Kylie merely leaned over the bed and took Cadence’s crying body into her arms. “Shh. Shh. You’re not a whore. And I’m not mad at you. You forget, I understand everything you went through and are going through. Stop blaming us. Please? We’re the victims. Everyone else blames us, but we can’t. We can’t let them make us blame ourselves.” Kylie held the trembling, crying girl, who Kylie believed was so much stronger and saner and whole and functioning… so much better than Kylie.
It took listening to Cadence for Kylie to finally, finally feel a strange lightness settle over her heart and dig into her head.
She wasn’t to blame.
She nearly wilted under the knowledge. She wasn’t a whore or a bitch or a slut. She didn’t ask for it. She didn’t sign up for it. She didn’t do anything wrong. She had been raped. Forced. She was drugged and had been unconscious.
It didn’t matter that she wore short skirts or slept with other boys in that fraternity. It didn’t matter if she flirted and kissed guys that very night. None of
her
actions mattered.
His
actions were what mattered. Nothing she did deserved the punishment, the crime against her that was committed. She just hadn’t understood that she was letting society and her own biases rape her again by blaming herself. Calling herself names. The very names her rapist’s brother asked her not to call herself. In fact, Tristan constantly drilled into her that she was not those names. The irony didn’t make much sense to Kylie. Why? Why did Tristan pretend to think she was the opposite of those things? To gain her confidence so he could manipulate her? Be the good guy to Tommy’s bad? But if that were the case, why wasn’t Tristan going after her now?
“You see, we can’t go after him. I just didn’t know how to tell you.” Cadence sobbed against Kylie’s chest. “I wanted to tell you so many times, but the fantasy of feeling like we were going to get him felt so good.”

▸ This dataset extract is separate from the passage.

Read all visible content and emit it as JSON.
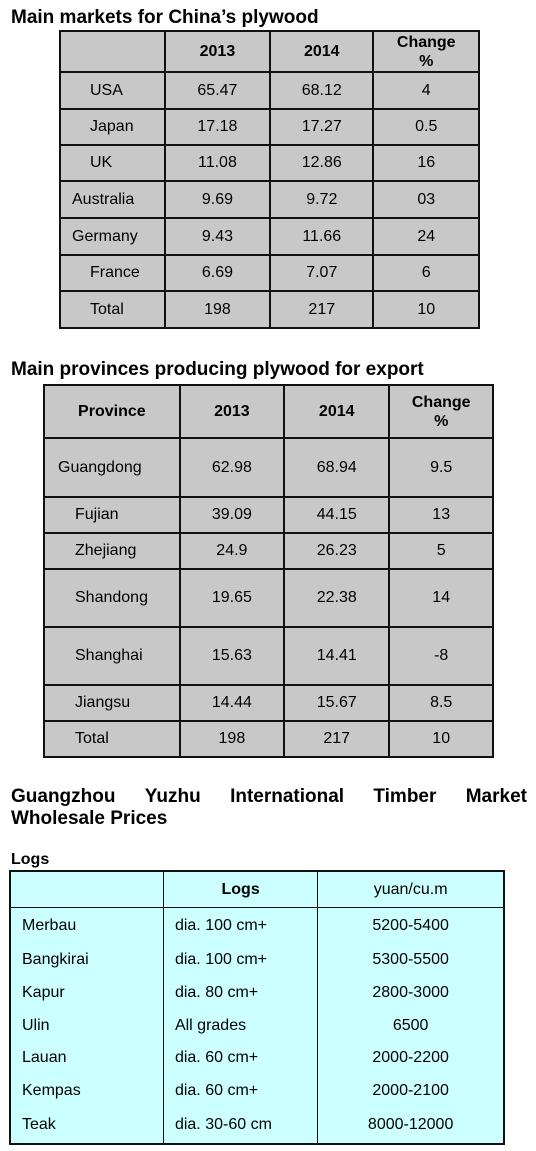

“I see you are in pain and I wish you’d told me. Never hurt yourself again, Cadence. Please. Promise me? We’ll get help, okay? Together we’ll go to those rape survivors groups. We’ll deal with it together. Whatever happens to Tommy or not, we won’t let that determine how we deal with what happened to us. Do you understand me? You have my help. I have yours. We can’t do it alone. That’s what I’ve most learned.”
“But he’ll get away with it. Just as if it didn’t matter…”
“Maybe. Maybe not. Whatever happens to him or not isn’t worth your life. Do you understand that?” Kylie was thrown that these were words coming from her mouth. Trying to be a cheerleader for someone else’s emotional problems felt hypocritical. Yet here she was, giving the advice she herself should take. She took in a deep breath and squeezed Cadence tighter. No, she would take this advice. She would use her family and Cadence’s friendship to start dealing with this, with all of it, so it didn’t break her, like the guilt had broken Cadence.
She kept holding the trembling, crying girl, but she also felt a resolve in her she’d never really felt before.
She wasn’t broken.
She had believed for a decade she was so messed up she couldn’t trust or talk or cry or eat.
Maybe she couldn’t, but that didn’t mean she deserved to be punished for it. Nor did it mean there was anything drastically wrong with her. Having sex didn’t mean she deserved to be raped. Being at a party didn’t mean anyone had the right to drug her without her permission or knowledge.
“You think you have problems? Do you know who my boyfriend ended up being?” Kylie finally put some space between them so Cadence could dry her eyes. Cadence sniffed and blew her nose.
“Who?”
“Tommy’s older brother. He was supposed to come neutralize me or some such shit. Found me off the comment I made on the website. But then he claims he fell for me and never wanted to do anything to hurt me.”